Die Säule wurde Anfang des Jahres bei Ausgrabungen der Israelischen Altertumsbehörde in einem Handwerkerdorf aus der Zeit der Hasmonäer entdeckt. Das antike Dorf und damit die Ausgrabungsstätte liegen in der Nähe des ICC und damit an der Einfahrt ins moderne Jerusalem, etwa zweieinhalb km entfernt von der Altstadt.

Danit Levi, die Leiterin des Ausgrabungsteams, erzählte gegenüber der Nachrichtenseite Times of Israel über den Anblick der Inschrift: „Mein Herz begann zu klopfen, und ich war sicher, jeder könne es hören. Meine Hände zitterten so sehr, dass ich noch nicht mal ein gutes Foto machen konnte.“

Levi datiert die Säule auf 100 v. Chr.; sie sei typisch für jüdische Handwerkerhäuser aus dieser Zeit. Die Inschrift bedeute entweder, dass jener Chaniniya das Haus finanziert oder dass er es bewohnt habe.

Zwar gehörte die Säule ursprünglich zu einem Haus in einem jüdischen Dorf (es finden sich etwa rituelle Badestellen (Mikwot) und auch weitere hebräische Inschriften), sie scheint jedoch anschließend von der Zehnten Römischen Legion weiterverbaut worden zu sein, die Jerusalem im Jahre 70 zerstörte.

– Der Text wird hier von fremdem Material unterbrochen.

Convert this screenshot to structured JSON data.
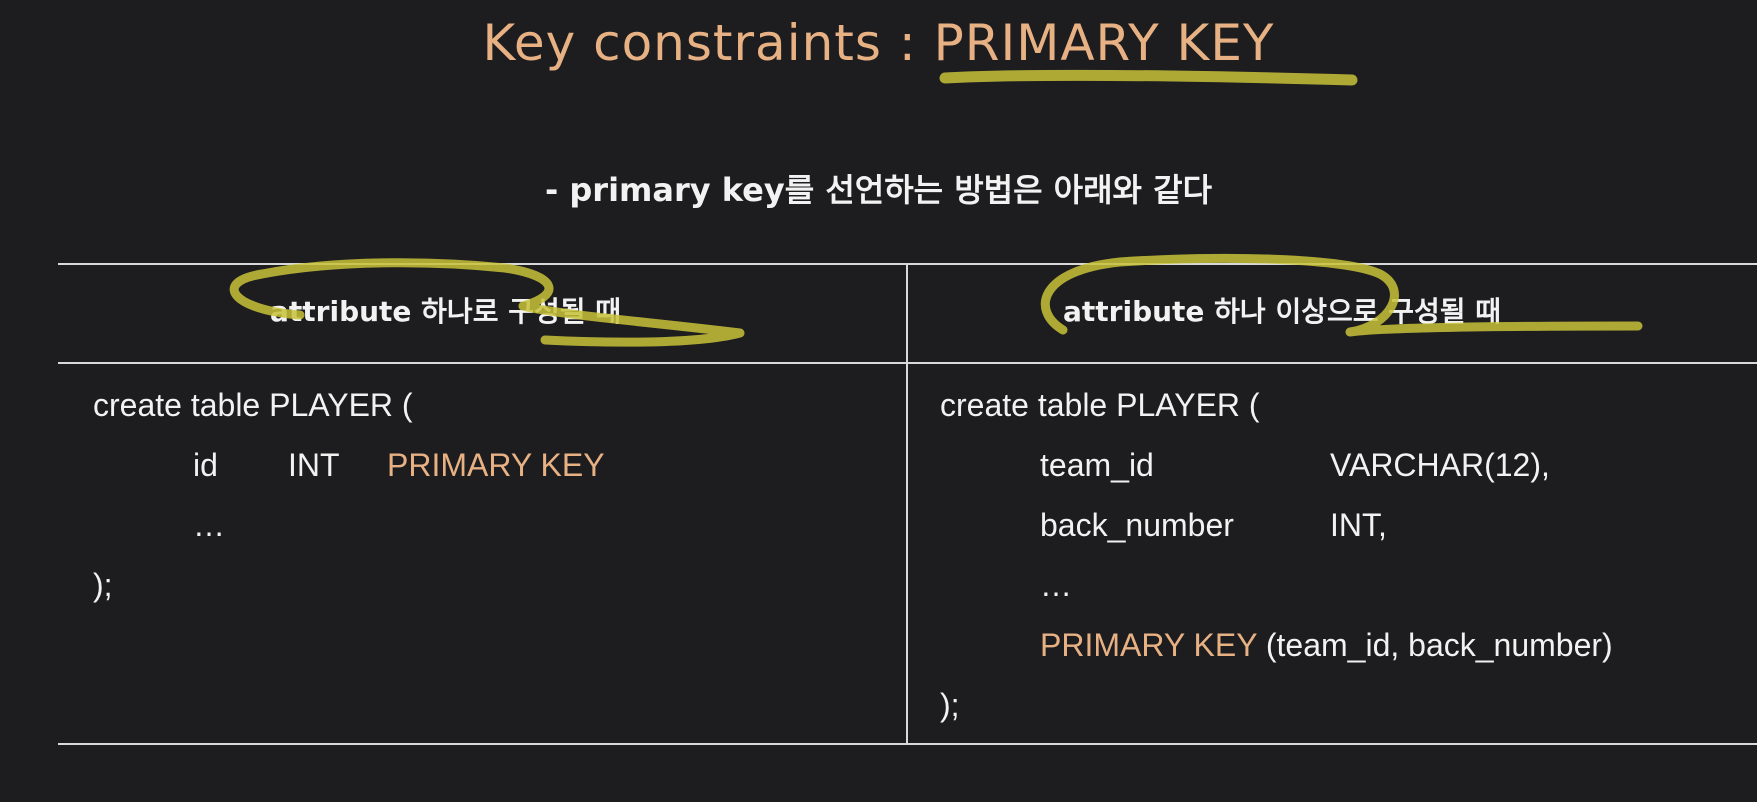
{
  "title": {
    "prefix": "Key constraints : ",
    "highlight": "PRIMARY KEY"
  },
  "subtitle": "- primary key를 선언하는 방법은 아래와 같다",
  "table": {
    "headers": [
      "attribute 하나로 구성될 때",
      "attribute 하나 이상으로 구성될 때"
    ],
    "left_code": {
      "line1": "create table PLAYER (",
      "line2_col1": "id",
      "line2_col2": "INT",
      "line2_kw": "PRIMARY KEY",
      "line3": "…",
      "line4": ");"
    },
    "right_code": {
      "line1": "create table PLAYER (",
      "line2_col1": "team_id",
      "line2_col2": "VARCHAR(12),",
      "line3_col1": "back_number",
      "line3_col2": "INT,",
      "line4": "…",
      "line5_kw": "PRIMARY KEY",
      "line5_rest": " (team_id, back_number)",
      "line6": ");"
    }
  },
  "colors": {
    "background": "#1d1d1f",
    "accent": "#e8b184",
    "highlight_marker": "#c8c23a"
  }
}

Chananiya war möglicherweise einer der Töpfer des Dorfes, in dem Tongefäße für die Bewohner Jerusalems und die Pilger hergestellt wurden. Es sei typisch, so Levi, dass solche Produktionsstätten außerhalb der Stadtmauern lagen, um die Verschmutzung der Stadt zu vermeiden.

Abgesehen von der Lage am Wasser und Lehmvorkommen in der Nähe lag das Dorf aber auch an einem der Hauptwege, die zum Tempel führten. Jerusalem sei zur Zeit des Zweiten Tempels eine Stadt mit 50.000 Einwohnern gewesen – die während der großen Pilgerfeste um hunderttausende Pilger anwuchs.